There are no earthquakes in Seychelles. The granitic islands are as solid as the rock formations for which the country is famous. Lying at the geological centre of the planet, the starting point from which continents have drifted over millions of years, the visually spectacular islands of Seychelles haven’t moved an inch.
The people living on them, however, are another story. They move all the time, most notably on the dance floor at the local nightclubs, which is one reason why Seychelles sees a calendar of events and festivals that would keep much larger populations busy.
Here in one of the smallest countries on earth both by size and by population, music and dance loom large on a social scene that culminates in an annual carnival entertaining everyone from infants to kings.
Some Seychellois move a bit further than the dance floor; few Australians are aware of the fact that Australia is home to a large diaspora of Seychellois, mostly settled in Melbourne and Perth.
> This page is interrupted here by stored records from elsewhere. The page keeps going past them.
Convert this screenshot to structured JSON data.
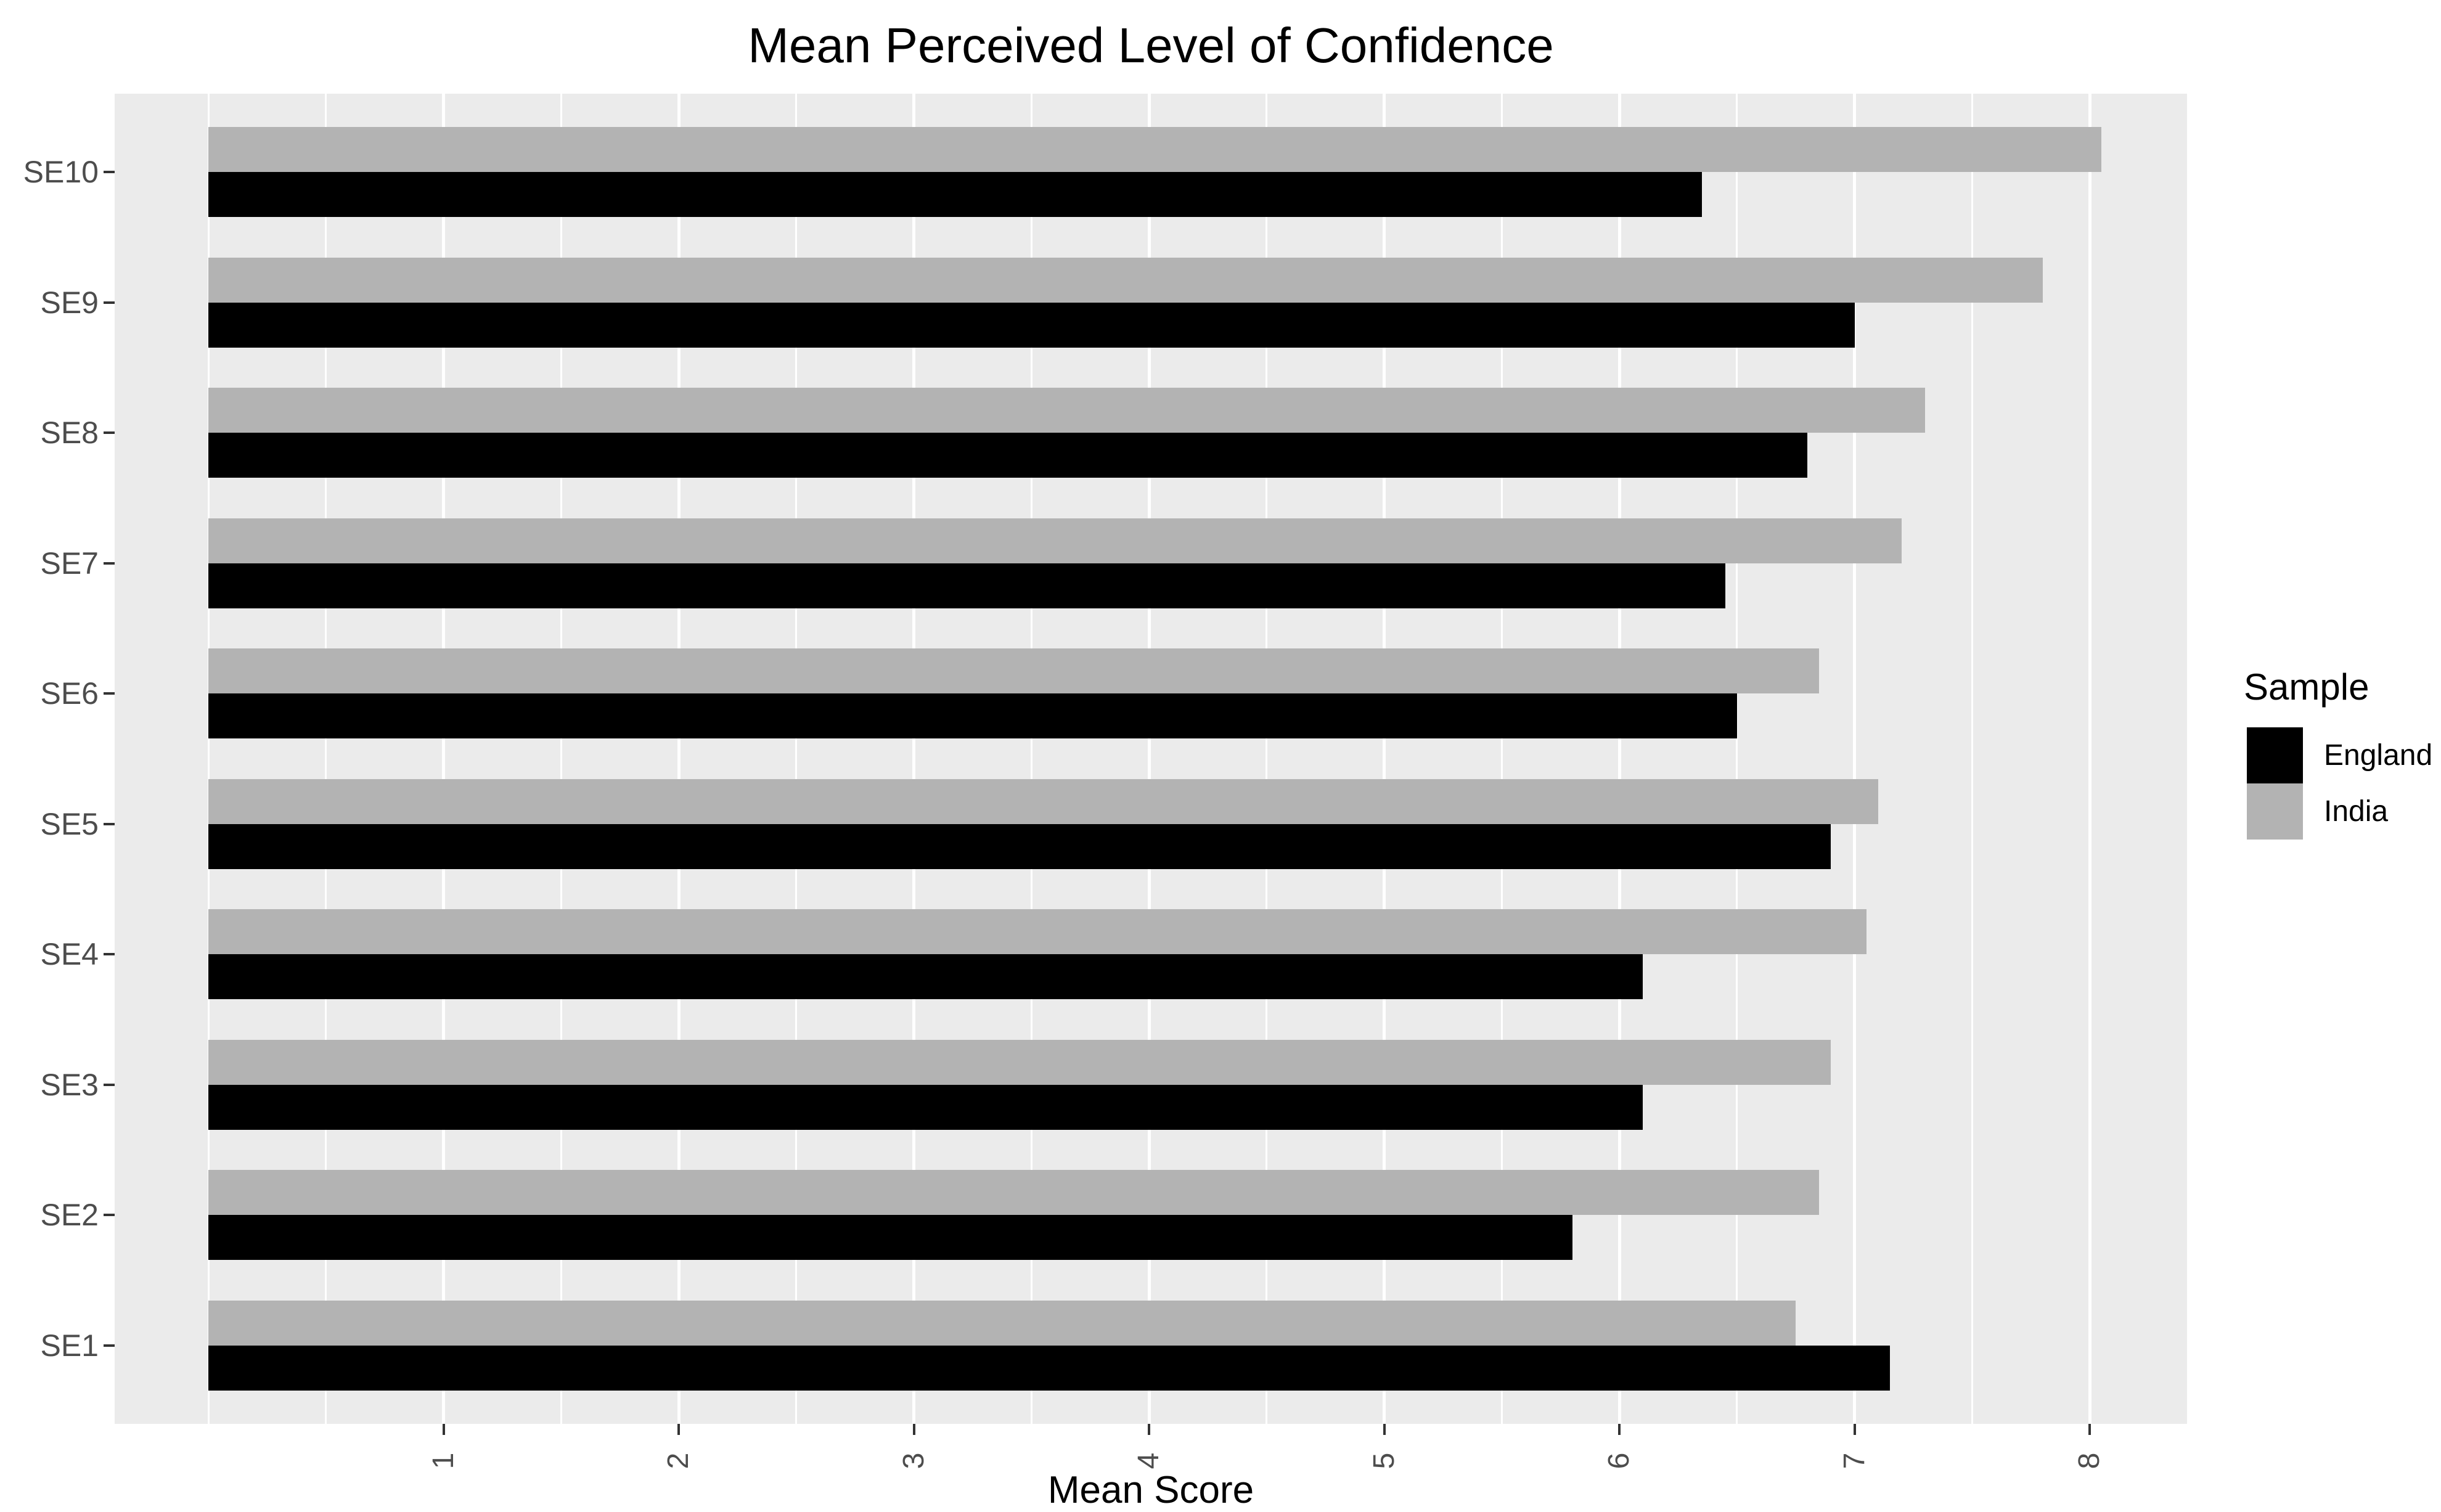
{
  "chart_data": {
    "type": "bar",
    "orientation": "horizontal",
    "title": "Mean Perceived Level of Confidence",
    "xlabel": "Mean Score",
    "ylabel": "",
    "categories": [
      "SE1",
      "SE2",
      "SE3",
      "SE4",
      "SE5",
      "SE6",
      "SE7",
      "SE8",
      "SE9",
      "SE10"
    ],
    "display_order_top_to_bottom": [
      "SE10",
      "SE9",
      "SE8",
      "SE7",
      "SE6",
      "SE5",
      "SE4",
      "SE3",
      "SE2",
      "SE1"
    ],
    "series": [
      {
        "name": "England",
        "color": "#000000",
        "values": [
          7.15,
          5.8,
          6.1,
          6.1,
          6.9,
          6.5,
          6.45,
          6.8,
          7.0,
          6.35
        ]
      },
      {
        "name": "India",
        "color": "#B3B3B3",
        "values": [
          6.75,
          6.85,
          6.9,
          7.05,
          7.1,
          6.85,
          7.2,
          7.3,
          7.8,
          8.05
        ]
      }
    ],
    "x_ticks": [
      1,
      2,
      3,
      4,
      5,
      6,
      7,
      8
    ],
    "x_minor_gridlines": [
      0,
      0.5,
      1.5,
      2.5,
      3.5,
      4.5,
      5.5,
      6.5,
      7.5
    ],
    "xlim": [
      0,
      8.4
    ],
    "grid": true,
    "legend_position": "right",
    "colors": {
      "panel_bg": "#EBEBEB",
      "grid": "#FFFFFF",
      "axis_text": "#4D4D4D",
      "tick_mark": "#333333",
      "title_text": "#000000"
    }
  },
  "legend": {
    "title": "Sample",
    "entries": [
      {
        "label": "England",
        "color": "#000000"
      },
      {
        "label": "India",
        "color": "#B3B3B3"
      }
    ]
  }
}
For visitors to this country that is still being discovered by the world’s travellers, a plethora of resorts exist to host them during their visits. Recent openings and renovations to resorts in the northern part of Mahe, the main island of the Republic of Seychelles and the country’s centre of commerce, have reinvigorated the hospitality scene in one of the most beautiful parts of the island. Despite appearing tiny on a map, Mahe is no speck of sand; it can take several hours to drive from one end of the island to the other, especially when sightseeing stops are made along the way. Most guests prefer to stay in their immediate vicinity and enjoy the tropical resort lifestyle so different in climate and scenery from their daily lives in Germany, France, and the UK, still the principal sources of visitors to Seychelles.